### State tests are asking students to give a written explanation of how problems are solved using precise language. This is big work and the sooner we get students started the better.

### If students do the work, they are more likely to explain it, if they can explain it, they can write it.

I have found that when students use their prior knowledge to solve a problem it makes more sense to them than if they are copying someone else’s procedure. Using prior knowledge to solve problems empowers students to be independent problem solvers and it also empowers students with the tools they need to talk about their work.

When working in classrooms, my first question to students is almost always, “Can you point to your work and explain what you did?” This teaching move is subtle, but effective. It requires students to closely examine their work, explain what they did, and why they did it. Students orally rehearsing their process makes class presentations go smoother and it paves the way for writing to occur. Giving students multiple opportunities to orally rehearse their process for solving a problem, helps to solidify and clarify their thinking before writing it down in words.

When you notice that a student is done solving a problem, ask them to point to their work and explain what they did. Then, ask them to write what they said down. This may be challenging at first. Many students are resistant to writing about math, especially the students who have memorized the facts or can calculate numbers quickly in their minds. As important as it is to solve a problem, it is equally important to be able to communicate one’s thinking to others.

The ability to use words to articulate oneself is often an underdeveloped skill in students. For many students, the majority of their class time is spent listening to an instructor, perhaps nodding along, or taking notes in a journal. Students rarely get the opportunity to participate in conversations about mathematics. Students spend a lot of their time responding with one word or short answers, or listening to more confident and talkative students share their ideas. Limited opportunities to talk impacts students’ ability to process new information, practice their conversational skills, use academic language, and it also limits the ability of teachers to assess the needs of their students.

### Create a whole class written explanation of a mathematical model.

Some students are ready to begin writing about math before others. If I see a student is done solving problems quickly, I invite them to begin writing. The remainder of the class may need a little more support with getting started. When this is the case, we do a whole class math writing model.

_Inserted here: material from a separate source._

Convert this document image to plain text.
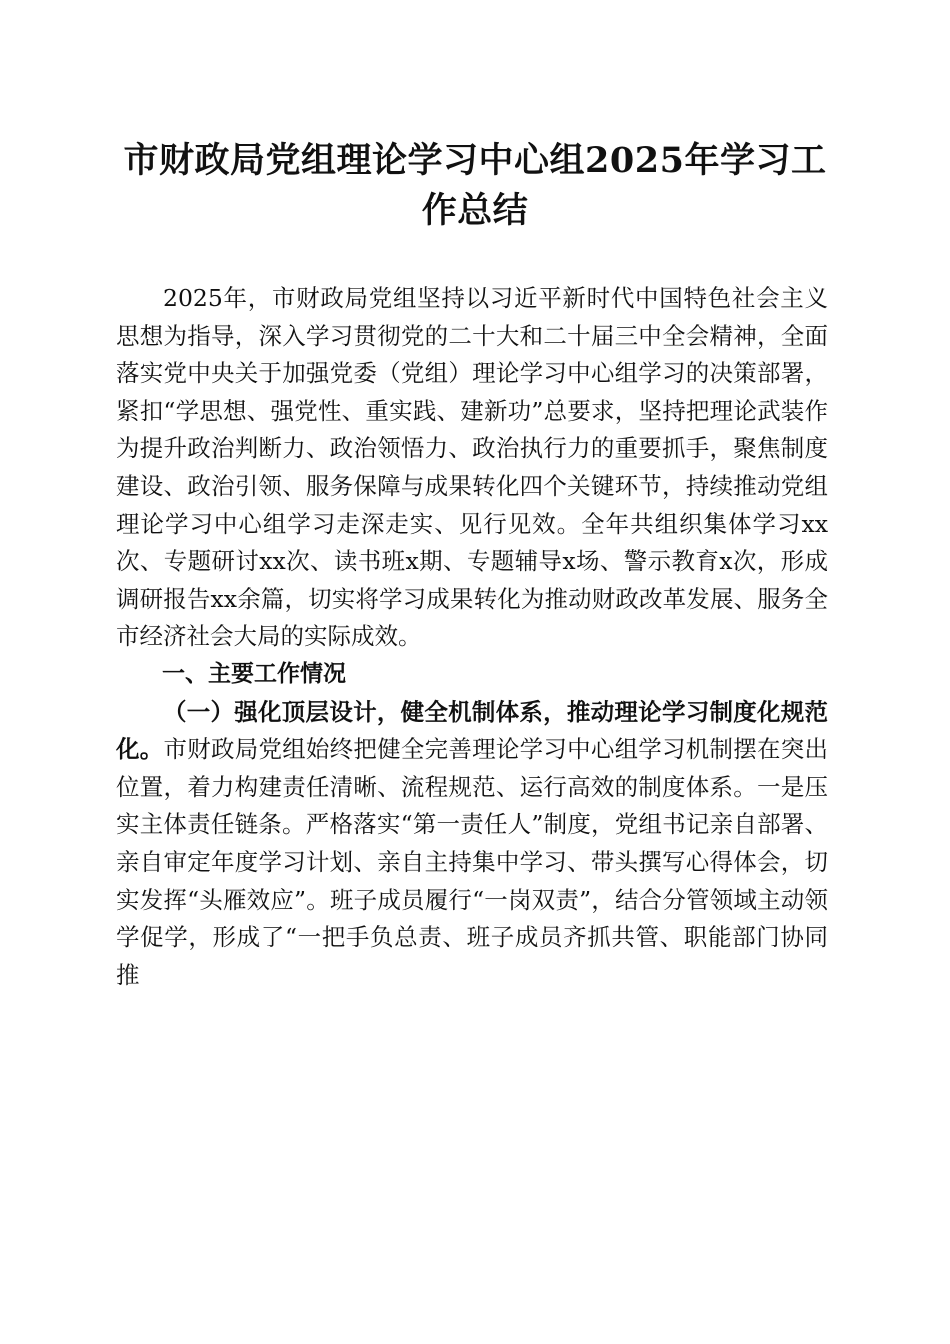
市财政局党组理论学习中心组2025年学习工作总结

2025年，市财政局党组坚持以习近平新时代中国特色社会主义思想为指导，深入学习贯彻党的二十大和二十届三中全会精神，全面落实党中央关于加强党委（党组）理论学习中心组学习的决策部署，紧扣“学思想、强党性、重实践、建新功”总要求，坚持把理论武装作为提升政治判断力、政治领悟力、政治执行力的重要抓手，聚焦制度建设、政治引领、服务保障与成果转化四个关键环节，持续推动党组理论学习中心组学习走深走实、见行见效。全年共组织集体学习xx次、专题研讨xx次、读书班x期、专题辅导x场、警示教育x次，形成调研报告xx余篇，切实将学习成果转化为推动财政改革发展、服务全市经济社会大局的实际成效。

一、主要工作情况

（一）强化顶层设计，健全机制体系，推动理论学习制度化规范化。市财政局党组始终把健全完善理论学习中心组学习机制摆在突出位置，着力构建责任清晰、流程规范、运行高效的制度体系。一是压实主体责任链条。严格落实“第一责任人”制度，党组书记亲自部署、亲自审定年度学习计划、亲自主持集中学习、带头撰写心得体会，切实发挥“头雁效应”。班子成员履行“一岗双责”，结合分管领域主动领学促学，形成了“一把手负总责、班子成员齐抓共管、职能部门协同推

I begin by writing a relatively simple equation up on the board (the numbers depend on the grade level). Consider the equation 53 + 26 = __. First, I solve the problem step by step in front of the class:

53 = 50+ 3

26 = 20 + 6

50 + 20 = 70

3 + 6 = 9

70 + 9 = 79

I then ask the class to turn and talk about what they saw me do first. After a few moments of discussion, I ask for volunteers to explain what I did first. After we arrive at a general consensus, I write down my first step. We continue to discuss what I did step by step (we turn and talk, come to a general consensus, script the next step). This anchor chart remains up on the wall for all to see. After repeating this process over the course of a few days, more and more students are prepared to write about their own work using the words first, next, then, and last.

### Be ready to refine and revise your writing.

My first goal with mathematical writing is to get something on the paper. If I can get students to write something on the paper, I can always get them to add on to their writing or refine it in some way, but first I’ve got to get something on paper.

If a student writes, “*I used tools*.” I ask them to add in which type of tool they used.

If a student writes,* “I cut up the pieces*.” I ask them what mathematical term also means cut up (divided). After that I expect the student to use the word divided as opposed to cut up.

If a student writes, *“First, I decomposed 5 into 2 and 3.”* I ask them to write down why they did that. “*I decomposed 5 into 2 and 3 because 2 + 3 is equal to five.” *

I also frequently revise my own writing in front of the class by adding on or changing just one thing so that they see that all writing can be improved upon. I am always looking at what each student can currently do and then giving them specific individualized prompts to help clarify and elevate their writing. By the end of the year, you should have masterpieces.

### Lastly, one of my favorite things to suggest for homework is analyzing the work of others.

Once a week, I select one student’s work. I remove the name and photocopy enough pages for the entire class. The class is instructed to analyze the student’s work and write a paragraph explaining the student’s strategy. This process is beneficial for multiple reasons: 1) since it is a problem that all students have seen before they get the chance to closely analyze the work of someone else and see mathematics from a different perspective, 2) if there is a strategy or idea you are hoping others will try, this is the perfect opportunity tointroduce it, 3) if a student has to explain another student’s work, then they really have to understand it, 4) parents can not interfere with the process or teach a procedure for it too soon, since the focus is on analyzing and explaining, 5) students are excited when their work is shared, 6) you do not have to create any extra work, the students do it for you.